Vous imaginez bien que ça ne peut être un maamar 'hazal puisque la notion de comptabiliser les dapim était ridicule avant l'imprimerie.
Je crois que le premier à citer ce maamar est le Pélé Yoets (Ot Lamed daf 9b juste avant le d"h Lev tov) en ces mots: veyadoua shéeyn akadosh barou'h hou moné dapim éla shaot.
Pour ce qu'il faudrait en "déduire" , je serais très vigilant , car cette phrase pourrait se traduire "peu importe combien de dapim je connais, l'essentiel c'est que j'étudie".
Ce qui est –selon moi- un des drame de notre génération où la notion d'amasser des connaissances devient de plus en plus étrangère aux personnes qui fréquentent le Beit Amidrash.
L'essentiel étant d'approfondir en Iyoun etc…
Le tout protégé par des phrases du style "ça ne sert à rien d'avancer sans comprendre, je préfère faire peu mais bien".
C'est un drame car c'est depuis que ces phrases se répètent que nous avons de moins en moins de Poskim sur terre.
En effet nous avons des Morei Oraa à volonté (même trop parfois!) qui sont capables de citer les opinions d'un tas de A'haronim dont on ne connait même pas le nom (et ce, grâce à la profusion de sfarim à notre époque –barou'h Ashem), mais combien sont capables de comprendre la souguia dans le Talmud de manière claire au point de pouvoir trancher la Ala'ha en fonction de leur approfondissement de la souguia (tout en tenant compte des rishonim et a'haronim, bien sûr)?
Pas beaucoup, car même si le Dayan en question est capable de s'intéresser à la souguia et l'étudier en profondeur, mais il manque de "vue d'ensemble", indispensable pour y voir clair dans le Talmud.
La compréhension de chaque page du Talmud est conditionnée par la connaissance des autres pages.
Ce qui pousse nos "dayanim modernes" à simplement "récolter" les psakim des poskim et essayer tant bien que mal de les comparer aux situations qu'on leur présente.
Depuis plus de 400 ans les rabanim ont remarqué une certaine dérive dans ce qu'on appelle le "dére'h alimoud" et ce jusqu'en 1960.
Et depuis c'est la chute libre.
J'ai déclaré la phrase "ça ne sert à rien d'avancer sans comprendre, je préfère faire peu mais bien" ridicule, car c'est justement en avançant parfois sans trop comprendre en profondeur que l'on pourra parcourir le Talmud, grâce à quoi on pourra espérer un jour le "comprendre" convenablement.

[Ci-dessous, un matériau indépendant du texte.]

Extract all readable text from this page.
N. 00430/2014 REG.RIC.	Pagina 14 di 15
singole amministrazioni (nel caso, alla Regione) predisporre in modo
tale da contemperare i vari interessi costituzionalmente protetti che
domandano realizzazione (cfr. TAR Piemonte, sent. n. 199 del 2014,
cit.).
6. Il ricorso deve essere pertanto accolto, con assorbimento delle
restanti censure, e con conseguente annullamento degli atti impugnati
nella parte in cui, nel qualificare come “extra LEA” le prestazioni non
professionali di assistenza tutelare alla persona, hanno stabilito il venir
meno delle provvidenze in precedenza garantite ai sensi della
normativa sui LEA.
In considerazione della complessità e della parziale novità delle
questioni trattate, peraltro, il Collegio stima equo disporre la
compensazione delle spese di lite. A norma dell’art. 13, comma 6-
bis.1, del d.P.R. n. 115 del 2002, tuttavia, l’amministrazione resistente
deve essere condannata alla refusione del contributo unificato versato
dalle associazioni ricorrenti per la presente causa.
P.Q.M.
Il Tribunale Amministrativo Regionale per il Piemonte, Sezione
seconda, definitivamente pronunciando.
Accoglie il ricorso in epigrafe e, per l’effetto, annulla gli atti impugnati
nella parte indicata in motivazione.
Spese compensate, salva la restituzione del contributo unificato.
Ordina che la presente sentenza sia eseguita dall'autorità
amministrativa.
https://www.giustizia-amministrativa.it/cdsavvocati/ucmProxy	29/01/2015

Le plus rigolo (ou triste?) c'est que le Talmud lui-même dit exactement l'inverse de cette phrase. Voir Avoda Zara (19a) où il est conseillé d'avancer dans son étude même si il nous reste des questions et même si il y a des passages totalement obscurs, car c'est en avançant que l'on pourra après reprendre ces textes, armés des connaissances acquises dans les autres gmarot etc…
Mais si il fallait attendre que l'étudiant en Talmud tombe sur cette phrase pour qu'il se rende compte que son dére'h limoud n'est pas vraiment intelligent, nous pourrions attendre toute une vie, voire plus.
Ce sujet est à la fois trop vaste et délicat pour être traité avec brio sur un site, sans parler du fait qu'il semble aujourd'hui totalement révolutionnaire.
J'encourage le lecteur à lire la dizaine de lettres de Rav Sha'h sur ce sujet (imprimées dans les livres Mi'htavim oumaamarim et le livre Bezot Ani Botéa'h) ainsi que les écrits de son successeur le Rav Edelstein. Et d’essayer de rencontrer un rabbin qui en pense autant pour en discuter afin de voir si il y a de quoi réfléchir à la question.
De mon expérience, j'ai déjà convaincu des dizaines d'Avré'him qui se moquaient allègrement de ce dére'h limoud avant d'en avoir parlé.
Mais je vois bien que par écrit il est très difficile de savoir sur quel point le lecteur bute ou fait erreur dans sa réflexion.
J'en reviens donc à la phrase du Pélé Yoets , et je la remets dans son contexte; le Pélé Yoets parle pour quelqu'un qui aurait des difficultés à apprendre (voir le début du paragraphe), et le console en lui disant que D… comptabilise les heures et les efforts, mais pas les résultats qui ne sont pas en ta main.